"Eva, tenangkan dirimu! Lue, Sera. Bantu Eva pergi!"
Misha berkata dengan tegas pada duo E, keduanya sontak mengangguk dan membantu Eva yang tersungkur dilantai untuk berdiri.
"Saya tidak tau kenapa anda malah membela nya, tapi jelas hal ini sangat tidak adil. Saya akan mengurus surat pemberhentian anda," ujar Misha dingin pada pak Ridwan, ia melangkah di ikuti Anes, duo E dan Eva yang ada di rangkulan duo E.

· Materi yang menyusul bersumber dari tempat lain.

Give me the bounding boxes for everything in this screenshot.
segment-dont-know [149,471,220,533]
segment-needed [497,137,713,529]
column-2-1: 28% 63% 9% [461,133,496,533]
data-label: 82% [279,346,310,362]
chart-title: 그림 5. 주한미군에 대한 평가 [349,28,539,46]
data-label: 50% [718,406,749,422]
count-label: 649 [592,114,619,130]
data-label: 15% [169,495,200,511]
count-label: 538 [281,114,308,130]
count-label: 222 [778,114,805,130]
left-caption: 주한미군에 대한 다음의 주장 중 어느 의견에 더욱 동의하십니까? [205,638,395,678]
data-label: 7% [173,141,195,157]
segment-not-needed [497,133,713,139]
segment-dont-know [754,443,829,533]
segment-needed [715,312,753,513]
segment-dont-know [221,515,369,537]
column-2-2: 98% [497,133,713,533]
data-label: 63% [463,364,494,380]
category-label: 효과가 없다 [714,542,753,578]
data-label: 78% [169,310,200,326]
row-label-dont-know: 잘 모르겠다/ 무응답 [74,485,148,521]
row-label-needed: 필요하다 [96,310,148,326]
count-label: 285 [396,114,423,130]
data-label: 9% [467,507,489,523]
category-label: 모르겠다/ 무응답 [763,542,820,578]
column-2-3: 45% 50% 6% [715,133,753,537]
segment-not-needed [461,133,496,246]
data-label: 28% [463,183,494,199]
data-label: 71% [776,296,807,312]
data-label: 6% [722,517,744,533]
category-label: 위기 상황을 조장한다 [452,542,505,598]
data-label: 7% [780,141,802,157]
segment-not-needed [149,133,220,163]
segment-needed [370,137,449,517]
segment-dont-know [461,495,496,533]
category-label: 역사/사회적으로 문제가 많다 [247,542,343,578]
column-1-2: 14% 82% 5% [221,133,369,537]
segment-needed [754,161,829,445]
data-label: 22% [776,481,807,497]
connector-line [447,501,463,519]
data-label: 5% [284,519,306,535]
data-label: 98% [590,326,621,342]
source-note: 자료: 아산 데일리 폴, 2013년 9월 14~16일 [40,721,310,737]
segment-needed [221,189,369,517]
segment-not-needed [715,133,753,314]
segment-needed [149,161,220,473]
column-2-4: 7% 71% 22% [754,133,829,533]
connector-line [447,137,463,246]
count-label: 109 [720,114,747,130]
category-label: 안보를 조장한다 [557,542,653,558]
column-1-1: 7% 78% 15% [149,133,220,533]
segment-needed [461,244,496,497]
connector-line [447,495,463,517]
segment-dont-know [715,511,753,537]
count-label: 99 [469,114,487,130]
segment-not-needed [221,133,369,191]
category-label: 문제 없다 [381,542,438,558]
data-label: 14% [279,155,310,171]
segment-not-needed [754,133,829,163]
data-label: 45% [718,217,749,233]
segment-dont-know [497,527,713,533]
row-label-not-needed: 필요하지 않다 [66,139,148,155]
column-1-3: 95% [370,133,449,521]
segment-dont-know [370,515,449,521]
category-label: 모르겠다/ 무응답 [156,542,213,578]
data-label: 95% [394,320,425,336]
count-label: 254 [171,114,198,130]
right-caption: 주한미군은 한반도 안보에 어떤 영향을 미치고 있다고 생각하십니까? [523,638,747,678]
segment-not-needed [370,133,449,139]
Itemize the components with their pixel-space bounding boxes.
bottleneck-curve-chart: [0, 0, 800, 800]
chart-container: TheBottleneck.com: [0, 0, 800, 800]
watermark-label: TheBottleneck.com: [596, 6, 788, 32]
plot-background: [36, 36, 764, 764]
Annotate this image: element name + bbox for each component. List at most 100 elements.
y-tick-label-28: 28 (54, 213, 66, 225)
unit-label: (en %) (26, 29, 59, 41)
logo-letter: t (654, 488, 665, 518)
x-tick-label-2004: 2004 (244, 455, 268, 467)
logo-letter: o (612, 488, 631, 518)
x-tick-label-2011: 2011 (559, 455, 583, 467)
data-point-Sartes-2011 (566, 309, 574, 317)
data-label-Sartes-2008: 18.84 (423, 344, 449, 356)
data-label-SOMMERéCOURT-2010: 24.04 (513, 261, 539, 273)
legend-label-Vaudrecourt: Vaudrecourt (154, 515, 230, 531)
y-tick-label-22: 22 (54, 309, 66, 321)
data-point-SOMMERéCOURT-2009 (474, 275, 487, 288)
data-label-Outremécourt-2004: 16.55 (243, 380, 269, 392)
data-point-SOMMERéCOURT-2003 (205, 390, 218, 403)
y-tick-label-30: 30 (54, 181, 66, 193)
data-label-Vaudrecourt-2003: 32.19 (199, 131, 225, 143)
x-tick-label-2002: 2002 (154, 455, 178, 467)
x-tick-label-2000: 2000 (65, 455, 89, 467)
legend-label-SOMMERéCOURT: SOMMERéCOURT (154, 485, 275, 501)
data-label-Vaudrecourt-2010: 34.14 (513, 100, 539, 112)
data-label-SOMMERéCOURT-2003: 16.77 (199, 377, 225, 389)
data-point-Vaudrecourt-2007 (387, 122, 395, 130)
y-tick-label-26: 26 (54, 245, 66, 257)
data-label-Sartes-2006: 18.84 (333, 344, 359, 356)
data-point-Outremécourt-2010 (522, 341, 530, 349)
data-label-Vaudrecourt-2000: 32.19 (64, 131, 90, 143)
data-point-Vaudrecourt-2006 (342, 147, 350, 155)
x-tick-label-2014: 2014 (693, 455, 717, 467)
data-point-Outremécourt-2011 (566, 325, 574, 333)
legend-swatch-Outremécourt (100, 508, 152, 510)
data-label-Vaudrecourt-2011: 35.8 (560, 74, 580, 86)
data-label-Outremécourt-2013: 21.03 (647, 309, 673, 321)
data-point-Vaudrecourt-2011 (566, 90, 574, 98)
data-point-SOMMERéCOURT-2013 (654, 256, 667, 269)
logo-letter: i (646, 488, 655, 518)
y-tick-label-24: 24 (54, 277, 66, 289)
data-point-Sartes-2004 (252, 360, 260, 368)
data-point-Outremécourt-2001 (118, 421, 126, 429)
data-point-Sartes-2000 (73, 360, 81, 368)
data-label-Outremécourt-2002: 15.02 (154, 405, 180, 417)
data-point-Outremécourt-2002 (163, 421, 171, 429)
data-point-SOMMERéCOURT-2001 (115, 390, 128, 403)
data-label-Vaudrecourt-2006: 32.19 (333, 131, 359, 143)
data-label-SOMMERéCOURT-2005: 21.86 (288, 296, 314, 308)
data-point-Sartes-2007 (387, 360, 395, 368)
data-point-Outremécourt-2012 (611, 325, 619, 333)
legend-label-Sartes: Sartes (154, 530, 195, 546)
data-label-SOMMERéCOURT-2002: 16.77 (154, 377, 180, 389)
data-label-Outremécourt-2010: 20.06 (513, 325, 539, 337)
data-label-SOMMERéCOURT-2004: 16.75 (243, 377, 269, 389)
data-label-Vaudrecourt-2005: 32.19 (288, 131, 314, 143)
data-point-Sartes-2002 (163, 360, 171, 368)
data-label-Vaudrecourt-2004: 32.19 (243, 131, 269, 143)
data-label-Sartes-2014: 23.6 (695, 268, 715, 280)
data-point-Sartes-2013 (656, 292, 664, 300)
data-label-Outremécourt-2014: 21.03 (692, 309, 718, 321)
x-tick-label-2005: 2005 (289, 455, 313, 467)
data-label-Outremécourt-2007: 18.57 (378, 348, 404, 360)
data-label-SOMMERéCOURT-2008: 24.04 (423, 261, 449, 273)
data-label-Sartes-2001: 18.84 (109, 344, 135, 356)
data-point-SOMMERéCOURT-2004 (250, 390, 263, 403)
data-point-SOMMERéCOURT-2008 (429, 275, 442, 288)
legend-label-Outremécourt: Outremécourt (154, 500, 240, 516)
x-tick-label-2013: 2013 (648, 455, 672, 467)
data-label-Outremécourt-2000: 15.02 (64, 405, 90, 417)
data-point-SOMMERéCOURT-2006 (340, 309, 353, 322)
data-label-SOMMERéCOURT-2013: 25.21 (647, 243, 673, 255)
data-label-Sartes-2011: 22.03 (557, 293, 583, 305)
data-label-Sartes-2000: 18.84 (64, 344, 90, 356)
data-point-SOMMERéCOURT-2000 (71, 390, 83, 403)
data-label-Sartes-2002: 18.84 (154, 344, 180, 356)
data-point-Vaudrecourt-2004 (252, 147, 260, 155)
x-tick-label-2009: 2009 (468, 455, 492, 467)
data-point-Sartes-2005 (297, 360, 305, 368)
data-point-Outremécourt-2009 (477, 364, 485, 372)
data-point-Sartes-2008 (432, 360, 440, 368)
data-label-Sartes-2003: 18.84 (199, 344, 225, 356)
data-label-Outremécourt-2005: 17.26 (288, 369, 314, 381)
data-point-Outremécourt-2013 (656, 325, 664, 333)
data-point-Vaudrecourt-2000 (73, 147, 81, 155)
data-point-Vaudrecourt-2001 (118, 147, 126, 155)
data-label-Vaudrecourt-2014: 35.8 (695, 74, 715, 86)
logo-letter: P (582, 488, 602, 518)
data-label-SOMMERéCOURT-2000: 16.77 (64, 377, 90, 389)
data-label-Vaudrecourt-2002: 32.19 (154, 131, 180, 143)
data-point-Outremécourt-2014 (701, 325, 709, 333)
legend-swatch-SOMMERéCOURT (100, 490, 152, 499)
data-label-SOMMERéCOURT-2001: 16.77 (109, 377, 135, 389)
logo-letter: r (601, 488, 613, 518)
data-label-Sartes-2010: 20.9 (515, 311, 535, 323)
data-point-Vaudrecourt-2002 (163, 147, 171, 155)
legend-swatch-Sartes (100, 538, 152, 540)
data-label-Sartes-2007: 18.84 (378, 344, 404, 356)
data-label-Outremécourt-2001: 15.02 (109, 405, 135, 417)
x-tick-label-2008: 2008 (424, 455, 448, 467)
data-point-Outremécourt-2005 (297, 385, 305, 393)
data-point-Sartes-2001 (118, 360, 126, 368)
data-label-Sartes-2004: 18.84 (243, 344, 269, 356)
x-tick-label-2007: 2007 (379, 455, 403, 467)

Semua orang tampak terdiam menyaksikan kejadian tadi, tak ada yang mampu berbicara bahkan setelah lima menit Misha meninggalkan area kantin.
Rayala yang dihajar habis-habisan oleh duo A dan E pun tak sadarkan diri, sedangkan pak Ridwan yang menyesali perbuatannya pun terdiam ditempat.
***
Misha terlihat sedang membaca novel kesayangannya, di sampingnya terdapat Eva yang tengah melamun. Setelah pergi dari sekolah, Misha dibawa kerumah sakit. Wajah Misha mendapat 5 kali jahitan, luka diwajahnya terlihat lurus kesamping dari kening tengah ke pipi kanan.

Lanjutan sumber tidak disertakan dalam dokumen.